Screenshot Logs

UFO also save desktop or application screenshots for debugging and evaluation purposes. The screenshot logs are stored in the logs/{task_name}/.

There are 4 types of screenshot logs generated by UFO, as detailed below.

Clean Screenshots

At each step, UFO saves a clean screenshot of the desktop or application. The clean screenshot is saved in the action_step{step_number}.png file. In addition, the clean screenshots are also saved when a sub-task, round or session is completed. The clean screenshots are saved in the action_round_{round_id}_sub_round_{sub_task_id}_final.png, action_round_{round_id}_final.png and action_step_final.png files, respectively. Below is an example of a clean screenshot.

AppAgent Image

Annotation Screenshots

UFO also saves annotated screenshots of the application, with each control item is annotated with a number, following the Set-of-Mark paradigm. The annotated screenshots are saved in the action_step{step_number}_annotated.png file. Below is an example of an annotated screenshot.

AppAgent Image

Info

Only selected types of controls are annotated in the screenshots. They are configured in the config_dev.yaml file under the CONTROL_LIST field.

Tip

Different types of controls are annotated with different colors. You can configure the colors in the config_dev.yaml file under the ANNOTATION_COLORS field.

Concatenated Screenshots

UFO also saves concatenated screenshots of the application, with clean and annotated screenshots concatenated side by side. The concatenated screenshots are saved in the action_step{step_number}_concat.png file. Below is an example of a concatenated screenshot.

AppAgent Image

Info

You can configure whether to feed the concatenated screenshots to the LLMs, or separate clean and annotated screenshots, in the config_dev.yaml file under the CONCAT_SCREENSHOT field.

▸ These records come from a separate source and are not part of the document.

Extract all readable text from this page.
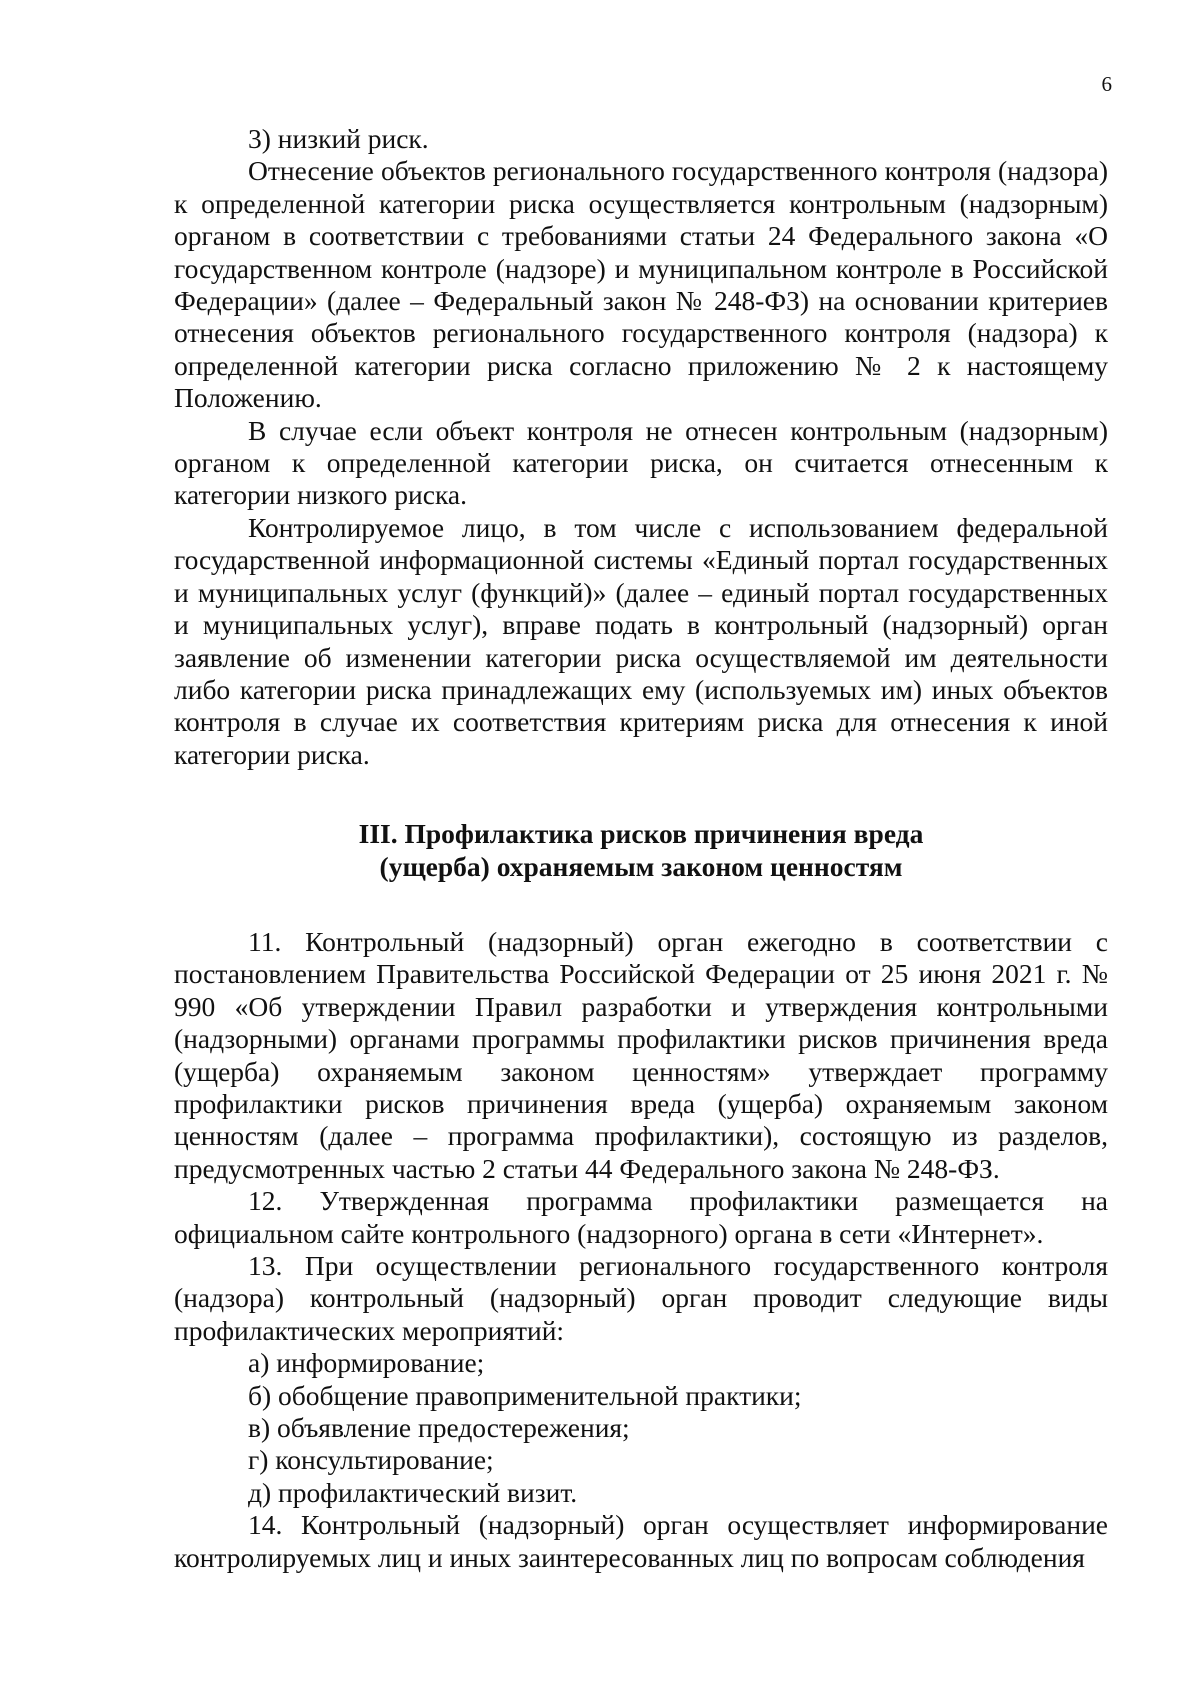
6

3) низкий риск.

Отнесение объектов регионального государственного контроля (надзора) к определенной категории риска осуществляется контрольным (надзорным) органом в соответствии с требованиями статьи 24 Федерального закона «О государственном контроле (надзоре) и муниципальном контроле в Российской Федерации» (далее – Федеральный закон № 248-ФЗ) на основании критериев отнесения объектов регионального государственного контроля (надзора) к определенной категории риска согласно приложению № 2 к настоящему Положению.

В случае если объект контроля не отнесен контрольным (надзорным) органом к определенной категории риска, он считается отнесенным к категории низкого риска.

Контролируемое лицо, в том числе с использованием федеральной государственной информационной системы «Единый портал государственных и муниципальных услуг (функций)» (далее – единый портал государственных и муниципальных услуг), вправе подать в контрольный (надзорный) орган заявление об изменении категории риска осуществляемой им деятельности либо категории риска принадлежащих ему (используемых им) иных объектов контроля в случае их соответствия критериям риска для отнесения к иной категории риска.

III. Профилактика рисков причинения вреда
(ущерба) охраняемым законом ценностям

11. Контрольный (надзорный) орган ежегодно в соответствии с постановлением Правительства Российской Федерации от 25 июня 2021 г. № 990 «Об утверждении Правил разработки и утверждения контрольными (надзорными) органами программы профилактики рисков причинения вреда (ущерба) охраняемым законом ценностям» утверждает программу профилактики рисков причинения вреда (ущерба) охраняемым законом ценностям (далее – программа профилактики), состоящую из разделов, предусмотренных частью 2 статьи 44 Федерального закона № 248-ФЗ.

12. Утвержденная программа профилактики размещается на официальном сайте контрольного (надзорного) органа в сети «Интернет».

13. При осуществлении регионального государственного контроля (надзора) контрольный (надзорный) орган проводит следующие виды профилактических мероприятий:

а) информирование;

б) обобщение правоприменительной практики;

в) объявление предостережения;

г) консультирование;

д) профилактический визит.

14. Контрольный (надзорный) орган осуществляет информирование контролируемых лиц и иных заинтересованных лиц по вопросам соблюдения
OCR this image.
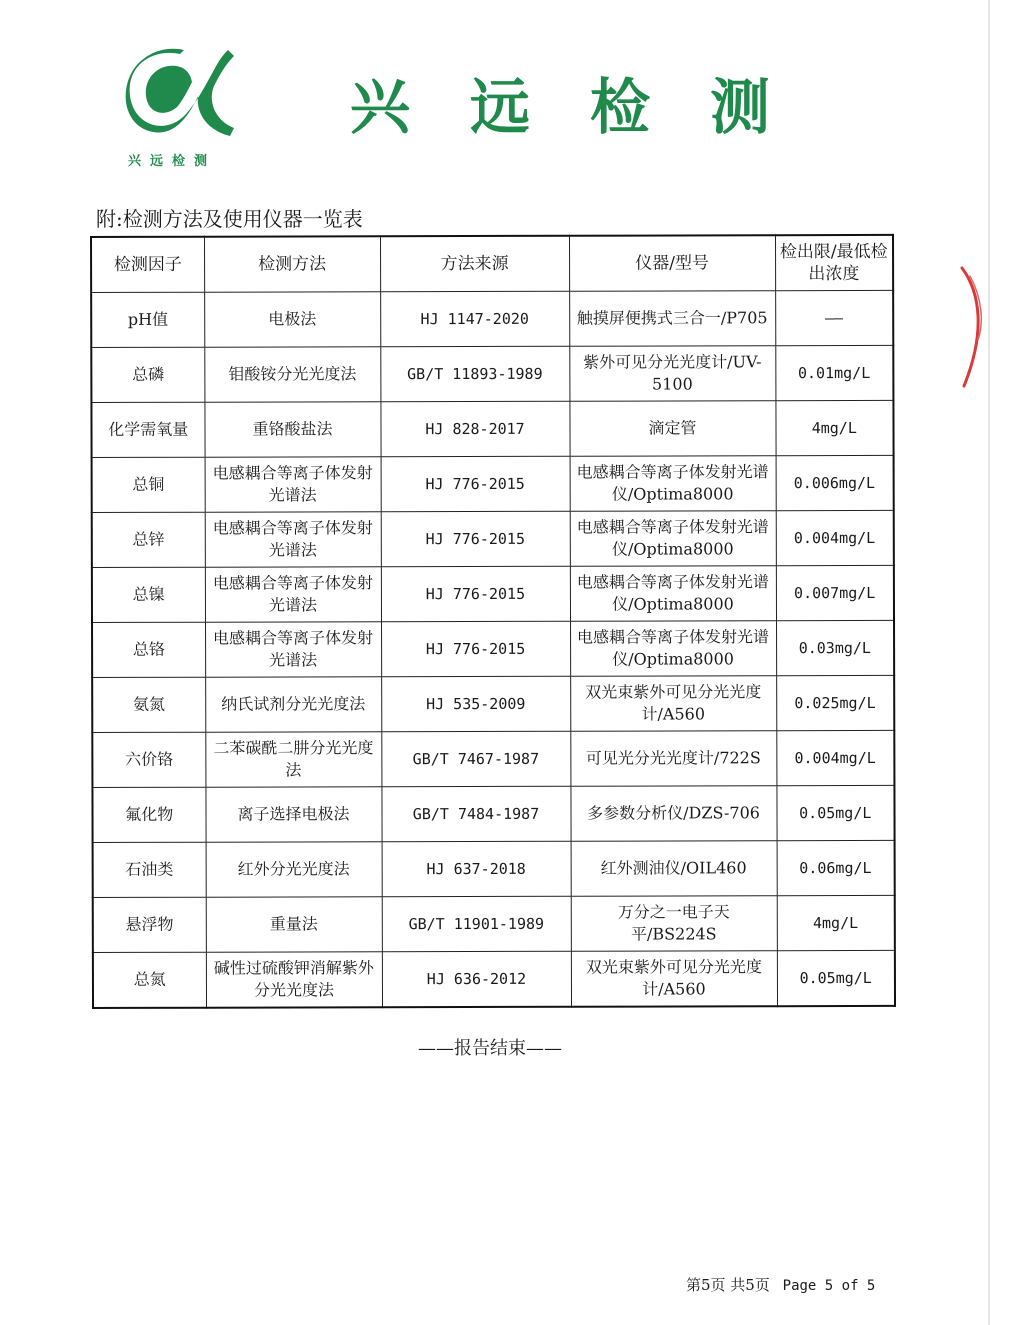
兴远检测
兴 远 检 测
附:检测方法及使用仪器一览表
检测因子	检测方法	方法来源	仪器/型号	检出限/最低检出浓度
pH值	电极法	HJ 1147-2020	触摸屏便携式三合一/P705	——
总磷	钼酸铵分光光度法	GB/T 11893-1989	紫外可见分光光度计/UV-5100	0.01mg/L
化学需氧量	重铬酸盐法	HJ 828-2017	滴定管	4mg/L
总铜	电感耦合等离子体发射光谱法	HJ 776-2015	电感耦合等离子体发射光谱仪/Optima8000	0.006mg/L
总锌	电感耦合等离子体发射光谱法	HJ 776-2015	电感耦合等离子体发射光谱仪/Optima8000	0.004mg/L
总镍	电感耦合等离子体发射光谱法	HJ 776-2015	电感耦合等离子体发射光谱仪/Optima8000	0.007mg/L
总铬	电感耦合等离子体发射光谱法	HJ 776-2015	电感耦合等离子体发射光谱仪/Optima8000	0.03mg/L
氨氮	纳氏试剂分光光度法	HJ 535-2009	双光束紫外可见分光光度计/A560	0.025mg/L
六价铬	二苯碳酰二肼分光光度法	GB/T 7467-1987	可见光分光光度计/722S	0.004mg/L
氟化物	离子选择电极法	GB/T 7484-1987	多参数分析仪/DZS-706	0.05mg/L
石油类	红外分光光度法	HJ 637-2018	红外测油仪/OIL460	0.06mg/L
悬浮物	重量法	GB/T 11901-1989	万分之一电子天平/BS224S	4mg/L
总氮	碱性过硫酸钾消解紫外分光光度法	HJ 636-2012	双光束紫外可见分光光度计/A560	0.05mg/L
——报告结束——
第5页 共5页 Page 5 of 5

Selected Control Screenshots

UFO saves screenshots of the selected control item for operation. The selected control screenshots are saved in the action_step{step_number}_selected_controls.png file. Below is an example of a selected control screenshot.

AppAgent Image

Info

You can configure whether to feed LLM with the selected control screenshots at the previous step to enhance the context, in the config_dev.yaml file under the INCLUDE_LAST_SCREENSHOT field.